My lab studies iPS cells. We are excited about iPS cells and they have enormous potential.
However, there are some realities about iPS cells related to safety that impede our ability to use them to treat patients any time soon. We must solve these roadblocks before we can move forward, but interestingly, these facts are only rarely discussed.
1) During iPS cell formation, many non-iPS cell colonies are created side-by-side in the same dish and many of them are composed of cancer cells. As a result, a key issue is the purity/clonality of a given iPS cell line. It is even possible to accidentally ‘pick’ (i.e. select for expansion as a line) two colonies one on top of the other, but of different properties.
2) Many intermediately-reprogrammed cells have almost all the same properties as true iPS cells, but may be less therapeutically useful and more tumorigenic. Identifying and avoiding such ‘near misses’ may be nearly impossible. These psuedo-iPS cells may express most or all of the core pluripotency marker genes and may even be able to form teratoma-like tumors, but subtly lack the ability to differentiate normally into all 3 germ layer derivatives.

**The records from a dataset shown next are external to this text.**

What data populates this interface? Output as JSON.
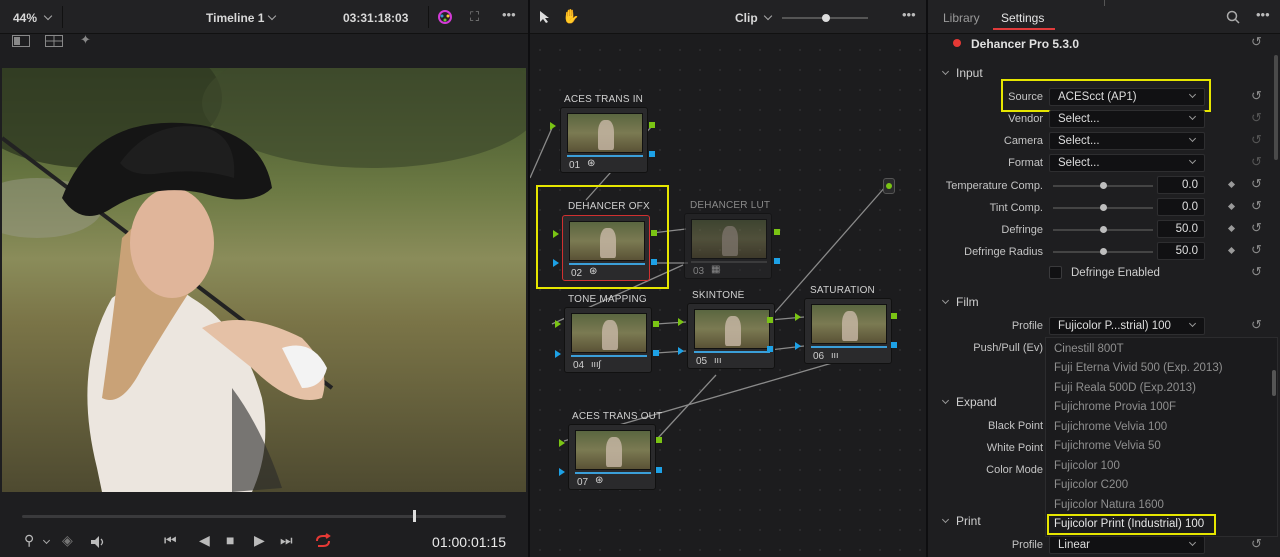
{
  "viewer": {
    "zoom": "44%",
    "timeline": "Timeline 1",
    "source_timecode": "03:31:18:03",
    "record_timecode": "01:00:01:15",
    "playhead_fraction": 0.81
  },
  "node_editor": {
    "mode": "Clip",
    "nodes": [
      {
        "label": "ACES TRANS IN",
        "num": "01"
      },
      {
        "label": "DEHANCER OFX",
        "num": "02"
      },
      {
        "label": "DEHANCER LUT",
        "num": "03"
      },
      {
        "label": "TONE MAPPING",
        "num": "04"
      },
      {
        "label": "SKINTONE",
        "num": "05"
      },
      {
        "label": "SATURATION",
        "num": "06"
      },
      {
        "label": "ACES TRANS OUT",
        "num": "07"
      }
    ]
  },
  "settings": {
    "tabs": {
      "library": "Library",
      "settings": "Settings"
    },
    "plugin": "Dehancer Pro 5.3.0",
    "input": {
      "section": "Input",
      "source_label": "Source",
      "source_value": "ACEScct (AP1)",
      "vendor_label": "Vendor",
      "vendor_value": "Select...",
      "camera_label": "Camera",
      "camera_value": "Select...",
      "format_label": "Format",
      "format_value": "Select...",
      "temp_label": "Temperature Comp.",
      "temp_value": "0.0",
      "tint_label": "Tint Comp.",
      "tint_value": "0.0",
      "defringe_label": "Defringe",
      "defringe_value": "50.0",
      "defringe_radius_label": "Defringe Radius",
      "defringe_radius_value": "50.0",
      "defringe_enabled_label": "Defringe Enabled"
    },
    "film": {
      "section": "Film",
      "profile_label": "Profile",
      "profile_value": "Fujicolor P...strial) 100",
      "pushpull_label": "Push/Pull (Ev)"
    },
    "expand": {
      "section": "Expand",
      "black_point_label": "Black Point",
      "white_point_label": "White Point",
      "color_mode_label": "Color Mode"
    },
    "print": {
      "section": "Print",
      "profile_label": "Profile",
      "profile_value": "Linear"
    },
    "profile_options": [
      "Cinestill 800T",
      "Fuji Eterna Vivid 500 (Exp. 2013)",
      "Fuji Reala 500D (Exp.2013)",
      "Fujichrome Provia 100F",
      "Fujichrome Velvia 100",
      "Fujichrome Velvia 50",
      "Fujicolor 100",
      "Fujicolor C200",
      "Fujicolor Natura 1600",
      "Fujicolor Print (Industrial) 100"
    ]
  },
  "colors": {
    "accent_red": "#e03b3b",
    "highlight_yellow": "#e6e600",
    "port_green": "#7ac414",
    "port_blue": "#1da1e6"
  }
}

3) iPS cells change over time in culture. While the same can be said of ES cells, iPS cells are likely to be inherently less stable than ES cells since iPS cells underwent the dramatic reprogramming events.
4) iPS cells have genetic abnormalities (Chr. 12) that are shared with tumor cells as revealed by work by Nissim Benvenisty published in Cell Stem Cell.
5) We currently know very little about the tumorigenicity of iPS cells.